Oy, to the vey says this Spinoza convert.

 Yes, you read that right; the biggest idiot, on the biggest networked lie, is pushing a large portion of the most powerful country, to all being as insanely fucking paranoid, as Glenn Beck.

Instead of supporting Freedom and popular revolution rising directly from the streets against a corrupt and oppressive regime, Beck, O’Reilly and the whole Tard Brigade have half the country CHEERING FOR THE DICTATOR.

As such, I’m distressed once again.  It is in such moments of darkness that the strangest of things happen, and I find myself agreeing with Bill Kristol.

Now, people are more than entitled to their own opinions of how best to accomplish that democratic end. And it’s a sign of health that a political and intellectual movement does not respond to a complicated set of developments with one voice.

But hysteria is not a sign of health. When Glenn Beck rants about the caliphate taking over the Middle East from Morocco to the Philippines, and lists (invents?) the connections between caliphate-promoters and the American left, he brings to mind no one so much as Robert Welch and the John Birch Society. He’s marginalizing himself, just as his predecessors did back in the early 1960s.

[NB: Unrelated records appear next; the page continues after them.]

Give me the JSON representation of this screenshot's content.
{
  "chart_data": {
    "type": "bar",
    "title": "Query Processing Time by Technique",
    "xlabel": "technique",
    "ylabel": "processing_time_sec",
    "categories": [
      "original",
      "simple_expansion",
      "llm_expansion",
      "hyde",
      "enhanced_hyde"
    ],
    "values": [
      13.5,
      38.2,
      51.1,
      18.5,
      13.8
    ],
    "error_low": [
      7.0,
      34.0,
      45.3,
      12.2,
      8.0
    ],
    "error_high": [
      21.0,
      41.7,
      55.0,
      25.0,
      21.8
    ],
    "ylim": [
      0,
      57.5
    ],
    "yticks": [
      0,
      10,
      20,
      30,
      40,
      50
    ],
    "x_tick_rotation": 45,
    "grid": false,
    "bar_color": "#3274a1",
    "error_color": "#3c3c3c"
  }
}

Nor is it a sign of health when other American conservatives are so fearful of a popular awakening that they side with the dictator against the democrats. Rather, it’s a sign of fearfulness unworthy of Americans, of short-sightedness uncharacteristic of conservatives, of excuse-making for thuggery unworthy of the American conservative tradition.

[link to full post, for which I feel kinda dirty]

Bolded for, ya know, emphasis.  ^–This x9001.

I can’t say it better myself, since no one would believe me making the same dang point.

Kristol ends with words of wisdom every soul should learn upon attaining sentience…[bolded, so you can tell it from his filler]

Let’s hope that as talk radio hosts find time for reflection, and commentators step back to take a deep breath, they will recall that one of the most hopeful aspects of the current conservative revival is its reclamation of the American constitutionalist tradition. That tradition is anchored even beyond the Constitution, of course, in the Declaration of Independence. And that document, let’s not forget, proclaims that, “Whenever any form of government becomes destructive of these ends [life, liberty, and the pursuit of happiness], it is the right of the people to alter or to abolish it.”

I will remind Bill, in closing and in reference to his final, partisan paragraphs, *we* won the Revolution and built *our* country.  That is how it has to work, that’s the best way for it to work.   Bill, that’s the only way it does work.  That’s the legend we have to tell ourselves to hold it all together, and it needs to be true.  Forcing revolution from the outside, well, we learned what pitfalls and IEDs lie that direction, yes?  Okay, then.

Now perhaps, is when we actually do need a man of George W. Bush’s enormous but limited talents, a man to sit on the sidelines and cheer.

LOUDLY.

For Freedom. 

* I like this guy too.  Supporting START was a no-brainer, hence the typical nature of the opposition.